The push to reform gun laws began in Connecticut following the Dec. 14 massacre of 20 children and six adults at an elementary school in Newtown, Conn.
The new law there adds more than 100 firearms to the state’s assault weapons ban and creates what officials call the nation’s first dangerous weapon offender registry, as well as eligibility rules for buying ammunition, leaving Colt and Sturm, Ruger & Co. feeling unwelcome. AR-15 manufacturer Stag Arms, along with Colt’s Manufacturing and Mossberg & Sons could also join the exodus, which published reports say could cost the Nutmeg State 3,000 jobs and an estimated $1.75 billion in annual taxable revenues.
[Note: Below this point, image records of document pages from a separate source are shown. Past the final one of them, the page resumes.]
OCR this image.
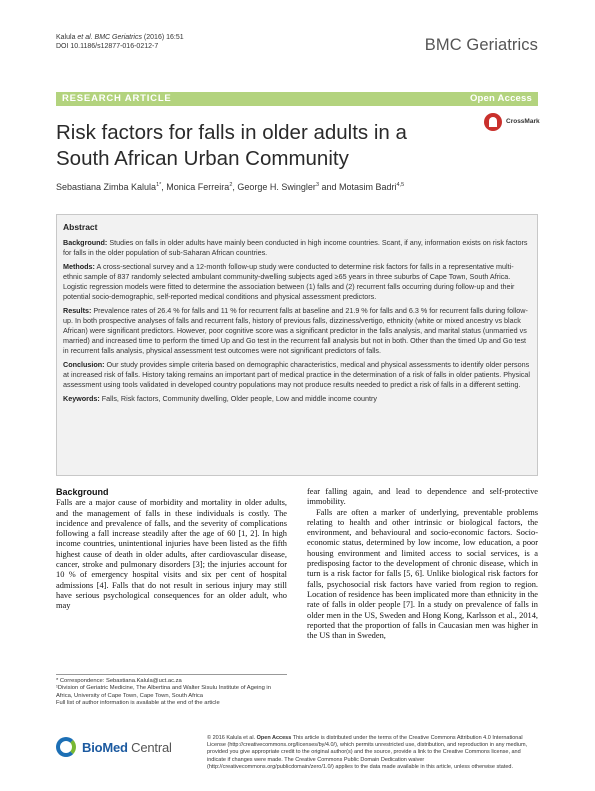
Kalula et al. BMC Geriatrics (2016) 16:51
DOI 10.1186/s12877-016-0212-7	BMC Geriatrics
RESEARCH ARTICLE	Open Access
Risk factors for falls in older adults in a South African Urban Community
CrossMark
Sebastiana Zimba Kalula$^{1*}$, Monica Ferreira$^2$, George H. Swingler$^3$ and Motasim Badri$^{4,5}$
Abstract

Background: Studies on falls in older adults have mainly been conducted in high income countries. Scant, if any, information exists on risk factors for falls in the older population of sub-Saharan African countries.

Methods: A cross-sectional survey and a 12-month follow-up study were conducted to determine risk factors for falls in a representative multi-ethnic sample of 837 randomly selected ambulant community-dwelling subjects aged ≥65 years in three suburbs of Cape Town, South Africa. Logistic regression models were fitted to determine the association between (1) falls and (2) recurrent falls occurring during follow-up and their potential socio-demographic, self-reported medical conditions and physical assessment predictors.

Results: Prevalence rates of 26.4 % for falls and 11 % for recurrent falls at baseline and 21.9 % for falls and 6.3 % for recurrent falls during follow-up. In both prospective analyses of falls and recurrent falls, history of previous falls, dizziness/vertigo, ethnicity (white or mixed ancestry vs black African) were significant predictors. However, poor cognitive score was a significant predictor in the falls analysis, and marital status (unmarried vs married) and increased time to perform the timed Up and Go test in the recurrent fall analysis but not in both. Other than the timed Up and Go test in recurrent falls analysis, physical assessment test outcomes were not significant predictors of falls.

Conclusion: Our study provides simple criteria based on demographic characteristics, medical and physical assessments to identify older persons at increased risk of falls. History taking remains an important part of medical practice in the determination of a risk of falls in older patients. Physical assessment using tools validated in developed country populations may not produce results needed to predict a risk of falls in a different setting.

Keywords: Falls, Risk factors, Community dwelling, Older people, Low and middle income country

Background

Falls are a major cause of morbidity and mortality in older adults, and the management of falls in these individuals is costly. The incidence and prevalence of falls, and the severity of complications following a fall increase steadily after the age of 60 [1, 2]. In high income countries, unintentional injuries have been listed as the fifth highest cause of death in older adults, after cardiovascular disease, cancer, stroke and pulmonary disorders [3]; the injuries account for 10 % of emergency hospital visits and six per cent of hospital admissions [4]. Falls that do not result in serious injury may still have serious psychological consequences for an older adult, who may

fear falling again, and lead to dependence and self-protective immobility.

Falls are often a marker of underlying, preventable problems relating to health and other intrinsic or biological factors, the environment, and behavioural and socio-economic factors. Socio-economic status, determined by low income, low education, a poor housing environment and limited access to social services, is a predisposing factor to the development of chronic disease, which in turn is a risk factor for falls [5, 6]. Unlike biological risk factors for falls, psychosocial risk factors have varied from region to region. Location of residence has been implicated more than ethnicity in the rate of falls in older people [7]. In a study on prevalence of falls in older men in the US, Sweden and Hong Kong, Karlsson et al., 2014, reported that the proportion of falls in Caucasian men was higher in the US than in Sweden,

* Correspondence: Sebastiana.Kalula@uct.ac.za
¹Division of Geriatric Medicine, The Albertina and Walter Sisulu Institute of Ageing in Africa, University of Cape Town, Cape Town, South Africa
Full list of author information is available at the end of the article
BioMed Central
© 2016 Kalula et al. Open Access This article is distributed under the terms of the Creative Commons Attribution 4.0 International License (http://creativecommons.org/licenses/by/4.0/), which permits unrestricted use, distribution, and reproduction in any medium, provided you give appropriate credit to the original author(s) and the source, provide a link to the Creative Commons license, and indicate if changes were made. The Creative Commons Public Domain Dedication waiver (http://creativecommons.org/publicdomain/zero/1.0/) applies to the data made available in this article, unless otherwise stated.
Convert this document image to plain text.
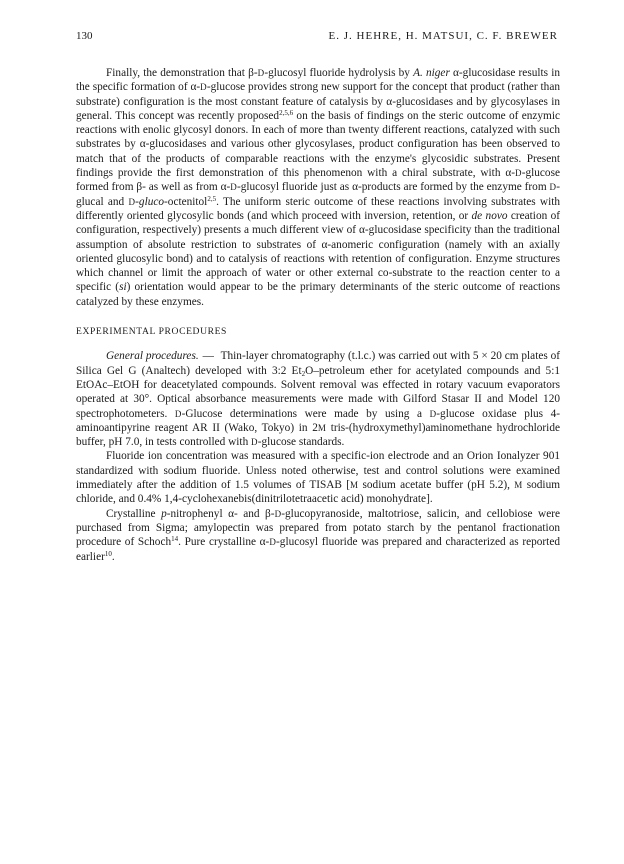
130	E. J. HEHRE, H. MATSUI, C. F. BREWER

Finally, the demonstration that β-D-glucosyl fluoride hydrolysis by A. niger α-glucosidase results in the specific formation of α-D-glucose provides strong new support for the concept that product (rather than substrate) configuration is the most constant feature of catalysis by α-glucosidases and by glycosylases in general. This concept was recently proposed$^{2,5,6}$ on the basis of findings on the steric outcome of enzymic reactions with enolic glycosyl donors. In each of more than twenty different reactions, catalyzed with such substrates by α-glucosidases and various other glycosylases, product configuration has been observed to match that of the products of comparable reactions with the enzyme's glycosidic substrates. Present findings provide the first demonstration of this phenomenon with a chiral substrate, with α-D-glucose formed from β- as well as from α-D-glucosyl fluoride just as α-products are formed by the enzyme from D-glucal and D-gluco-octenitol$^{2,5}$. The uniform steric outcome of these reactions involving substrates with differently oriented glycosylic bonds (and which proceed with inversion, retention, or de novo creation of configuration, respectively) presents a much different view of α-glucosidase specificity than the traditional assumption of absolute restriction to substrates of α-anomeric configuration (namely with an axially oriented glucosylic bond) and to catalysis of reactions with retention of configuration. Enzyme structures which channel or limit the approach of water or other external co-substrate to the reaction center to a specific (si) orientation would appear to be the primary determinants of the steric outcome of reactions catalyzed by these enzymes.

EXPERIMENTAL PROCEDURES

General procedures. — Thin-layer chromatography (t.l.c.) was carried out with 5 × 20 cm plates of Silica Gel G (Analtech) developed with 3:2 $Et_2O$–petroleum ether for acetylated compounds and 5:1 EtOAc–EtOH for deacetylated compounds. Solvent removal was effected in rotary vacuum evaporators operated at 30°. Optical absorbance measurements were made with Gilford Stasar II and Model 120 spectrophotometers. D-Glucose determinations were made by using a D-glucose oxidase plus 4-aminoantipyrine reagent AR II (Wako, Tokyo) in 2M tris-(hydroxymethyl)aminomethane hydrochloride buffer, pH 7.0, in tests controlled with D-glucose standards.

Fluoride ion concentration was measured with a specific-ion electrode and an Orion Ionalyzer 901 standardized with sodium fluoride. Unless noted otherwise, test and control solutions were examined immediately after the addition of 1.5 volumes of TISAB [M sodium acetate buffer (pH 5.2), M sodium chloride, and 0.4% 1,4-cyclohexanebis(dinitrilotetraacetic acid) monohydrate].

Crystalline p-nitrophenyl α- and β-D-glucopyranoside, maltotriose, salicin, and cellobiose were purchased from Sigma; amylopectin was prepared from potato starch by the pentanol fractionation procedure of Schoch$^{14}$. Pure crystalline α-D-glucosyl fluoride was prepared and characterized as reported earlier$^{10}$.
Across the country in Colorado, Magpul Industries, which manufactures firearms accessories and ammunition magazines, said on its Facebook page if that state’s governor signed a bill banning ammunition magazines that hold more than 15 rounds, it would have “no choice” but to leave the state, taking its 200 jobs and $85 million in annual taxable revenues with it.
The bill was signed in March. In July 2012, a gunman opened fire in an Aurora, Colo., movie theater, killing 12 people and injuring 58 others. The fallout from all of the new legislation has other states and communities across the country scrambling to get a piece of the action, but according to Smyrna-based Adventure Outdoors owner Jay Wallace, Texas is Georgia and Cobb County’s biggest competition.
“I have spoken with all the major manufacturers in our industry about relocating here as recently as two weeks ago,” Wallace said in mid-May. “One very large manufacturer is looking at Texas and Georgia, and we are in high running to bring that manufacturer, that I can’t name at this point, here.”